For PowerPC, the SEC_FTR checking in bpf_jit_bypass_spec_v4() is based
on the check that was previously located in the BPF_NOSPEC case.

For LoongArch, it would likely be safe to set both
bpf_jit_bypass_spec_v1() and _v4() according to
commit a6f6a95f2580 ("LoongArch, bpf: Fix jit to skip speculation
barrier opcode"). This is omitted here as I am unable to do any testing
for LoongArch.

Signed-off-by: Luis Gerhorst <[email protected]>
Cc: Henriette Herzog <[email protected]>
Cc: Maximilian Ott <[email protected]>
Cc: Milan Stephan <[email protected]>
This changes the semantics of BPF_NOSPEC (previously a v4-only barrier)
to always emit a speculation barrier that works against both Spectre v1
AND v4. If mitigation is not needed on an architecture, the backend
should set bpf_jit_bypass_spec_v4/v1().

As of now, this commit only has the user-visible implication that unpriv
BPF's performance on PowerPC is reduced. This is the case because we
have to emit additional v1 barrier instructions for BPF_NOSPEC now.

This commit is required for a future commit to allow us to rely on
BPF_NOSPEC for Spectre v1 mitigation. As of this commit, the feature
that nospec acts as a v1 barrier is unused.

Commit f5e81d1 ("bpf: Introduce BPF nospec instruction for
mitigating Spectre v4") noted that mitigation instructions for v1 and v4
might be different on some archs.
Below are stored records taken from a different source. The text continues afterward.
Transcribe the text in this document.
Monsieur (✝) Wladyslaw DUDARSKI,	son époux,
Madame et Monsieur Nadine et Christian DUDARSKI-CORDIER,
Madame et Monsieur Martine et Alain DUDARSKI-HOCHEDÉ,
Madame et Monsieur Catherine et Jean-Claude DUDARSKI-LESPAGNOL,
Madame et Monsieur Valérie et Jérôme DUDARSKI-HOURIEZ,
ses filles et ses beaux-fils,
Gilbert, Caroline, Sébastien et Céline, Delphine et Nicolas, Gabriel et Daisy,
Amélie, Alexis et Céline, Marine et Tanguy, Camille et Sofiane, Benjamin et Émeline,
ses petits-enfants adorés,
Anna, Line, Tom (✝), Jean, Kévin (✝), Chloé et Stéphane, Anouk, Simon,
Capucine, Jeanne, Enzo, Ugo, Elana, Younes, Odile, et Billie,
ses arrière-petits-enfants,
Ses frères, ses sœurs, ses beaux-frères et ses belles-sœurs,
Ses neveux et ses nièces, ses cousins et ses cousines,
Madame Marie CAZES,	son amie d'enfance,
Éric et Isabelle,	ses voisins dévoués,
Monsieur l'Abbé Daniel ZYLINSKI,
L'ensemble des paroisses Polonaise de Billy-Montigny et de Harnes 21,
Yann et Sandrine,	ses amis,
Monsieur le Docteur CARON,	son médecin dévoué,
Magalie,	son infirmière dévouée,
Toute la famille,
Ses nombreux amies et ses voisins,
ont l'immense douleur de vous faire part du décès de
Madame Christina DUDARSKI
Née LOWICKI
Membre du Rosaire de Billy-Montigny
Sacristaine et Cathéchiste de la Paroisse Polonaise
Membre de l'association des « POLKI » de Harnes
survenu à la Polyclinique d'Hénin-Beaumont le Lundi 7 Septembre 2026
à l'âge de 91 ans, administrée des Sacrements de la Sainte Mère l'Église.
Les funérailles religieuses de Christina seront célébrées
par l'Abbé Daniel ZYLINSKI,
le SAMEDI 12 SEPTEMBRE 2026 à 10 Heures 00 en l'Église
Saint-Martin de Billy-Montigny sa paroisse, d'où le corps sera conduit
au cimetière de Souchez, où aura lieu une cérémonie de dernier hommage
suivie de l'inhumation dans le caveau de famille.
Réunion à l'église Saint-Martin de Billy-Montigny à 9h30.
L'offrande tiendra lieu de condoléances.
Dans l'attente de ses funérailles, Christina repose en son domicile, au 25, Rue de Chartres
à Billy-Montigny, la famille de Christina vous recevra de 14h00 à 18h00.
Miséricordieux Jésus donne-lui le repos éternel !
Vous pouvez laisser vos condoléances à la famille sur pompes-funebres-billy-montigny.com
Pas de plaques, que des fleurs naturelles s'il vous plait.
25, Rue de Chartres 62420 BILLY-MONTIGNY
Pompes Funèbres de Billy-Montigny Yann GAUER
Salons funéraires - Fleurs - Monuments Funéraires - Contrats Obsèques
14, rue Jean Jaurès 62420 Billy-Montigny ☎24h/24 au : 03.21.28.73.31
While this would potentially offer
improved performance on PowerPC, it was dismissed after the following
considerations:

* Only having one barrier simplifies the verifier and allows us to
  easily rely on v4-induced barriers for reducing the complexity of
  v1-induced speculative path verification.

* For the architectures that implemented BPF_NOSPEC, only PowerPC has
  distinct instructions for v1 and v4. Even there, some insns may be
  shared between the barriers for v1 and v4 (e.g., 'ori 31,31,0' and
  'sync'). If this is still found to impact performance in an
  unacceptable way, BPF_NOSPEC can be split into BPF_NOSPEC_V1 and
  BPF_NOSPEC_V4 later. As an optimization, we can already skip v1/v4
  insns from being emitted for PowerPC with this setup if
  bypass_spec_v1/v4 is set.

Vulnerability-status for BPF_NOSPEC-based Spectre mitigations (v4 as of
this commit, v1 in the future) is therefore:

* x86 (32-bit and 64-bit), ARM64, and PowerPC (64-bit): Mitigated - This
  patch implements BPF_NOSPEC for these architectures. The previous
  v4-only version was supported since commit f5e81d1 ("bpf:
  Introduce BPF nospec instruction for mitigating Spectre v4") and
  commit b7540d6 ("powerpc/bpf: Emit stf barrier instruction
  sequences for BPF_NOSPEC").

* LoongArch: Not Vulnerable - Commit a6f6a95 ("LoongArch, bpf: Fix
  jit to skip speculation barrier opcode") is the only other past commit
  related to BPF_NOSPEC and indicates that the insn is not required
  there.

* MIPS: Vulnerable (if unprivileged BPF is enabled) -
  Commit a6f6a95f2580 ("LoongArch, bpf: Fix jit to skip speculation
  barrier opcode") indicates that it is not vulnerable but this
  contradicts the kernel and Debian documentation. Therefore I assume
  that there exist vulnerable MIPS CPUs (but maybe not from Loongson?).
  In the future, BPF_NOSPEC could be implemented for MIPS based on the
  GCC speculation_barrier [1]. For now, we rely on unprivileged BPF
  being disabled by default.

* Other: Unknown - To the best of my knowledge there is no definitive
  information available that indicates that any other arch is
  vulnerable. They are therefore left untouched (BPF_NOSPEC is not
  implemented, but bypass_spec_v1/v4 is also not set).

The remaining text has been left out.